16 Kasım 2009 Pazartesi

minnoşun keyfine bak sen

oturup dizi izliyoruz.bizimki mırmır dedi bir iki miyavladı.geldi benimle eşimin arasına yattı.beni sevin diye:)bir mutlu aramızda yatarken.bu hali öyle şekerdi ki.paylaşmadan geçemedim.bebek gibi de yattı bütün patiler havada.sıpa bu ya.sevilmez de napılır Allah aşkınıza?

14 Kasım 2009 Cumartesi

uzun bir aradan sonra merhaba

kaç kere başlayıp yarım bıraktım bu yazıyı.yazacak çok şey var.ama ben de yazacak iştah yok nedense.bir de hep uykuluyum.odaklanamıyorum hiçbirşeye.hemen sıkılıyorum,yoruluyorum.kafam dağınık biraz.detaylar az sonra...

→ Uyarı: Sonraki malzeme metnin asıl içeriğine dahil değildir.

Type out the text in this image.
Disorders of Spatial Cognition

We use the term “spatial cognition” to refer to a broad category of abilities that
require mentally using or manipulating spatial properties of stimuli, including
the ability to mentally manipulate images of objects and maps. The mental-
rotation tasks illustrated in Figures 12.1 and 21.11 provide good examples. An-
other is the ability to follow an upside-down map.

yazmayalı hayatım bir hayli değişti.yaşadığım il,işim,evim,çevrem.en önemlisi ben.eylül'ün başında hayatımı anlamlandıran,bizi çok sevindiren bir haber aldım.ANNE OLUYORUM!!!Kocacımla benim bir parçamız,minicik bir bebişimiz olacak.ikiz şüphemiz vardı ama netleşip tek olduğunu öğrenince biraz rahatladık.o da güzel birşey ama eminim çok zor bir durum.hele benim gibi çalışan anneler için.
hamilelik çok değişik,farklı bir duygu.15.haftadayım şimdi.haftaya üçlü tarama var.heyecanla bekliyorum.ultrasonla bebeği göreceğiz.hele kalp atışlarını dinlettikleri zaman çok tuhaf oluyorum.çoğunda da ağlıyorum:((( göbüşüm de büyüdü:)akşam 8'de uyuyakalıyorum.uykucu şirin oldum:)bebişime anı defteri tutuyorum.yaşadıklarımı anlatıyorum ona.

ilk dönemlerimi biraz zor geçirdim.evime taşınamamıştım.lojmanın çıkması 1 ay sürdü nerdeyse.burda yeni tanıştığım bir arkadaş da kaldım o sürede.Allah razı olsun.sürekli seyahat ediyordum.bu yüzden birkaç kere rahatsızlandım ama artık taşındığımız için rahatım.mide bulantıları de korktuğum kadar çok olmadı.normalde kokusunu sevmediğim yemeği yemem;kokuya karşı çok hassasımdır.ilk dönemlerde sadece diş fırçalarken ciddi bulantım oldu.şimdi o da azaldı.ve deli gibi patlamış mısır aşerdim.burnuma kokup durdu.hala da kokuyor:)bulunduğumuz yer şehir merkezinden dışarda olduğı için mısır depoladık:)mikrodalgada patlatılan varmış.onu keşfettik bu vesileyle.bayağı pratikmiş.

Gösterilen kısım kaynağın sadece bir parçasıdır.